Home' LOTL : December 2004 Contents POLITICS44
US ELECTION NIGHT: IF THE MOOD IN A
SAN FRANCISCO GAY BAR IS ANY
BAROMETER OF HOW GAY AND LESBIAN
AMERICA IS FEELING, THEN OUTRAGE IS THE
ORDER OF THE DAY. BY SASHA NAOD.
MARY CHENEY DISCUSSES STRATEGIES WITH HER FATHER
Drag performers have always been at the forefront of queer
political activism and social commentary, and tonight
hearts are being worn on sleeves. Almost all on stage put in
their two cents worth about Bush's win, but perhaps the most
damning performance comes from drag king Sally, who, with
companion -- a rubber-masked George Bush figure -- and to
the tune of Bjork's 'Desired Constellation' (It's tricky/when you
feel/someone has done something/on your behalf), clothes
her 'Dubya' in an orange prisoner outfit and performs a mock-
beheading, frighteningly invoking the Internet terrorist videos.
It's a seething critique, met by howls from the crowd. The
theatrics and symbols are aligned and resounding.
Hopes had been high across left-wing America about the
possibility of a new president. In the lead-up to polling day, the
scenario mirrored the Australian election. If you believed the
US press as election day approached, Kerry was a shoe-in win.
The outcome told an altogether different story, and gay and
lesbian voters have been left like the current New Yorker cover
line asking "What Now?" In an unlikely turn of events, gay
marriage -- even ahead of the Iraq war -- became a 'sleeper' issue.
Even more surprising is the extent to which it has become an
issue within GLBT ranks as well.
To those living in the liberal oases of the US West and East
Coasts, the election outcome was a sobering shock. However,
it should have been clear from events last Northern Spring
when many cities and states started allowing same-sex unions
that gay marriage was to be a hot button issue.

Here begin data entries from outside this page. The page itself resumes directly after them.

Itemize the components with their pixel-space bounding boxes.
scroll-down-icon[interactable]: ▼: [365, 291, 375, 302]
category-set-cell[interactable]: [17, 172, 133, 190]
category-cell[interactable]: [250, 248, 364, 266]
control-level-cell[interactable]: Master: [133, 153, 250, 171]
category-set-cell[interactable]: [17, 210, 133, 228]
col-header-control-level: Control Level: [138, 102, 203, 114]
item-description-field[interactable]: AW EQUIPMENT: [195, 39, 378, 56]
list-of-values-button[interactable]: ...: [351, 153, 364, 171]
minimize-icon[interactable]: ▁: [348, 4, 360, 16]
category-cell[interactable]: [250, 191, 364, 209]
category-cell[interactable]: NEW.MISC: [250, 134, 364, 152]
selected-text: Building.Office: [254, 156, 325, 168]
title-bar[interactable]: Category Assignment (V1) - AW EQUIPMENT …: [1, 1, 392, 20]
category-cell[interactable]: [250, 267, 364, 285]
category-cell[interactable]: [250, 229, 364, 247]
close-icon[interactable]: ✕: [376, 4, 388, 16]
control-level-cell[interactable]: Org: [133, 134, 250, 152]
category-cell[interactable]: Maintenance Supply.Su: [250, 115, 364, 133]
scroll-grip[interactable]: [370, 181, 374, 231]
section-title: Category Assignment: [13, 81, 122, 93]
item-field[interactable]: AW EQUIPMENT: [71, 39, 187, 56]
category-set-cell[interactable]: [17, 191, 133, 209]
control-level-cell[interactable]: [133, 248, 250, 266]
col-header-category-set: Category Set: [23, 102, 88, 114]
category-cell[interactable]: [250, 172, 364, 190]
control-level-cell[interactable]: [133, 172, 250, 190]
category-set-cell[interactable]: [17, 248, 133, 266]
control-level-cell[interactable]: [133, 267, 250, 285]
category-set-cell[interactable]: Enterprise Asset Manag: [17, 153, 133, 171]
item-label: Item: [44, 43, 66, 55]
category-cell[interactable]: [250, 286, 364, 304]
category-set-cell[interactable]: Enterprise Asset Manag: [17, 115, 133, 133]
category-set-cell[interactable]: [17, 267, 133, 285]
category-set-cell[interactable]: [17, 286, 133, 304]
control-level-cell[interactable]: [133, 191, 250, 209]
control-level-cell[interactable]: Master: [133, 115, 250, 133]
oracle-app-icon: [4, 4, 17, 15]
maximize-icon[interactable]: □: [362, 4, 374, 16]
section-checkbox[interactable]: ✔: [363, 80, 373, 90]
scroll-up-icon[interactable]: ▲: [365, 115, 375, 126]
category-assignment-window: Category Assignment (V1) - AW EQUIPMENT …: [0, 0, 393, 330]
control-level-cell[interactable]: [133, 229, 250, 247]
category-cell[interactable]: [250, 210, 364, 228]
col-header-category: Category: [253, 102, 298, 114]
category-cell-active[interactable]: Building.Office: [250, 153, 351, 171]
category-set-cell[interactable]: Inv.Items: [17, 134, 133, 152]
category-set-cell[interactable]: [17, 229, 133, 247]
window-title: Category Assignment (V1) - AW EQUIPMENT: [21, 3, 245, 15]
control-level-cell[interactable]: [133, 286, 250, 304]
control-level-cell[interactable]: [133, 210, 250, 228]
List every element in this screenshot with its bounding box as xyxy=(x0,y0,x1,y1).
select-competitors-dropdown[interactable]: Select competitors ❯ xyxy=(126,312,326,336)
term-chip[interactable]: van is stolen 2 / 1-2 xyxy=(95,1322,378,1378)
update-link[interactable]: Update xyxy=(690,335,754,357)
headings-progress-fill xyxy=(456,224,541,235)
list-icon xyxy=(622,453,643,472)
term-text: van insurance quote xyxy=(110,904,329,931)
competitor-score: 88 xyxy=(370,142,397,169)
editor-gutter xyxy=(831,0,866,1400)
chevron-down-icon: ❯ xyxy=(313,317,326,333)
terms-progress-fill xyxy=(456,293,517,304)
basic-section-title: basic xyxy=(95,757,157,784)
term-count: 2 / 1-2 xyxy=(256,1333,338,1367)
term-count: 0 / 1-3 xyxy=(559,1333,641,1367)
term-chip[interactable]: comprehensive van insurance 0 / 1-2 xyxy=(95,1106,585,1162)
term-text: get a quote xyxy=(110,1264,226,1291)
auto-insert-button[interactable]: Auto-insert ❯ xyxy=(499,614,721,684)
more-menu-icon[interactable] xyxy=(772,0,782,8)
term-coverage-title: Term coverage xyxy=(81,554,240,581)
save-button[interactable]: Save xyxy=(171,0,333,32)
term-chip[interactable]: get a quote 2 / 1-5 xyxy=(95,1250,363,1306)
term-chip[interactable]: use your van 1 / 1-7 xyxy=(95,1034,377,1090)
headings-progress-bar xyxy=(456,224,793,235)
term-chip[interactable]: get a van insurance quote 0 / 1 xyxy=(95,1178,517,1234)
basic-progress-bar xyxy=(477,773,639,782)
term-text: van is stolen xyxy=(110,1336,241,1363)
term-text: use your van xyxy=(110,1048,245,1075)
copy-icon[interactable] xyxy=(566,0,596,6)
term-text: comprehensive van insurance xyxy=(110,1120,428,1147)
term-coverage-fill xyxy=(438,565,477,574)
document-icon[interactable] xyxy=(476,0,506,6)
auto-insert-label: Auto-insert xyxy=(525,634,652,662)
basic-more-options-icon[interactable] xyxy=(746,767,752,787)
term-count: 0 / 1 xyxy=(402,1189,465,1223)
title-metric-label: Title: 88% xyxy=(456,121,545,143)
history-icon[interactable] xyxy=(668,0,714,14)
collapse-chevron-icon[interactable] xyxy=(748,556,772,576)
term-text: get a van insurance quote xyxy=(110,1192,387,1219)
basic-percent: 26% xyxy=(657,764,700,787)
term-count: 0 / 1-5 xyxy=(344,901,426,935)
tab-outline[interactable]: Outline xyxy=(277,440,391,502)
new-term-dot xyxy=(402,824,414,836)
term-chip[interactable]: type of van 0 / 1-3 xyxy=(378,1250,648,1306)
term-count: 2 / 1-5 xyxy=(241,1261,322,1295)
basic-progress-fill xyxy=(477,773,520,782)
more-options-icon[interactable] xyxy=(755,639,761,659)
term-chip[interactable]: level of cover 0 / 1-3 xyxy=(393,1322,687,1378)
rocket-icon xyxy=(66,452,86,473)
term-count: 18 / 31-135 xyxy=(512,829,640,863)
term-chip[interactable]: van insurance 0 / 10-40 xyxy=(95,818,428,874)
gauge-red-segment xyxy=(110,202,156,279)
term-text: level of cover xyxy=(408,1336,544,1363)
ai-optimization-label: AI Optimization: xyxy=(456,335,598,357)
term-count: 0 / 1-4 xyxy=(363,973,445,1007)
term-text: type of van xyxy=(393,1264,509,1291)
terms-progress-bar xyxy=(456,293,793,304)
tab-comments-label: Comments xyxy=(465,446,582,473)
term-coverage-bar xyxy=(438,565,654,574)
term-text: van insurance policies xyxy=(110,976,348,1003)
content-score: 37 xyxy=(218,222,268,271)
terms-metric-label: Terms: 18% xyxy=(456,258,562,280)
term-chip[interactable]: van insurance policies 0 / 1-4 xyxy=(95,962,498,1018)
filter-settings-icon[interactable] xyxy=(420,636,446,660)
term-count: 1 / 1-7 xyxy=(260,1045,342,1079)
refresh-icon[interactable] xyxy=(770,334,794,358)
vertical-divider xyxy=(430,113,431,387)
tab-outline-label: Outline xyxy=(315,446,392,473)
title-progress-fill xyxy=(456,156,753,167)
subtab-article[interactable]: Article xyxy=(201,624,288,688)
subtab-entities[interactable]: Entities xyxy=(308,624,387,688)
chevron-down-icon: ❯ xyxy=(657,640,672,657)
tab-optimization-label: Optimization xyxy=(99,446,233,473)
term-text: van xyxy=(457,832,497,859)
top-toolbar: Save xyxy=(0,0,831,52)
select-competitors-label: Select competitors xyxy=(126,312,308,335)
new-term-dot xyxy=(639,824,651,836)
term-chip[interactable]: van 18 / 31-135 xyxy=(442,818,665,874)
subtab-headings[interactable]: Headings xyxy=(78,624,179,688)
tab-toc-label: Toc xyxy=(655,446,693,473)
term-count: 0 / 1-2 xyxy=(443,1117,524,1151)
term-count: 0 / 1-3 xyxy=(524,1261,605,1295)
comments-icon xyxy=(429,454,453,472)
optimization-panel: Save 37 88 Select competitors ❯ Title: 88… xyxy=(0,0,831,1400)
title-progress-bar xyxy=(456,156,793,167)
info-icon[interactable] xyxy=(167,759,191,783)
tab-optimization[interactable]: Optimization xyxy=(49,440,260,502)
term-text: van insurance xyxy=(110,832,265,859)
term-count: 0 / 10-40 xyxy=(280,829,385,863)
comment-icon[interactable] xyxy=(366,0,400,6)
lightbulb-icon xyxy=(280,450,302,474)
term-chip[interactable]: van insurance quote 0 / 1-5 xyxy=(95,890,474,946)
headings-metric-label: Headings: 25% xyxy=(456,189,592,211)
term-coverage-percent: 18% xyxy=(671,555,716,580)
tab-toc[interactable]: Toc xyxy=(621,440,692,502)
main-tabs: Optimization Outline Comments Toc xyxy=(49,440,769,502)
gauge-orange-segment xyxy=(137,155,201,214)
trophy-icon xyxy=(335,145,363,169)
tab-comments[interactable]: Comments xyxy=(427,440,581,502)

Same-sex marriage, the scourge of the community or the
way ahead, depending on your view, was firmly on the map, and
if activists had their way, it wasn't going away. It became a ballot
issue in no less than seven states -- four of which were
considered crucial in the outcome of the election.
Hardline liberals believed the larger number of registered
voters this election was proof positive that films like Mike
Moore's 9/11 had hit home. Around 15% more people enrolled
to vote than the 2000 election, and it was a much-ballyhooed
statistic. Younger voters, it was thought, would turn out in droves
to quietly end Bush's reign. Naysayers, on the other hand, said
that the timing of the gay marriage issue was all wrong.
In the post-mortem that followed the announcement of
Bush's win, pundits speculated that the prominence of gay
marriage was successful in achieving only one outcome: rallying
a greater number of conser vative voters to oppose same-sex
unions at the polls.
If the election result itself wasn't enough to leave a bad taste
for America's GLBT community, one other notion did: the
phenomenon of 'gay Republicans,' and more precisely, their
position on gay marriage. The most high profile gay Republican
is Mary Cheney, lesbian daughter of vice president Dick
Cheney. Mary, who has worked professionally marketing Coors
beers to the gay community, was the director of her father's
campaign and is regarded by many as his chief confidante.
Mary polarises the GLBT community here; she is regarded
alternately as a 'traitor' or 'political pawn,' but what is clear is
that she is symbolic of a larger schism in the GLBT
community. According to exit polls, some 23% of gay voters
supported Bush this election, many of whom 'left the fold' on
the issue of gay marriage. When you consider that the gay
electorate in America is estimated at 1 million people plus, this
is not an insignificant number.
Since the 'birth' of gay rights at Stonewall, gay America has
been unified on all fronts: equality, AIDS, an end to
discrimination. But gay marriage is proving to be an
unexpected wedge issue in the GLBT community.
Much to the chagrin of 'mainstream' gay America, gay
Republicans are becoming a force to be reckoned with, and
visible. When factions of 23% develop within a socio-political
group like the GLBT community, the way ahead suddenly
seems less clear than it has ever been.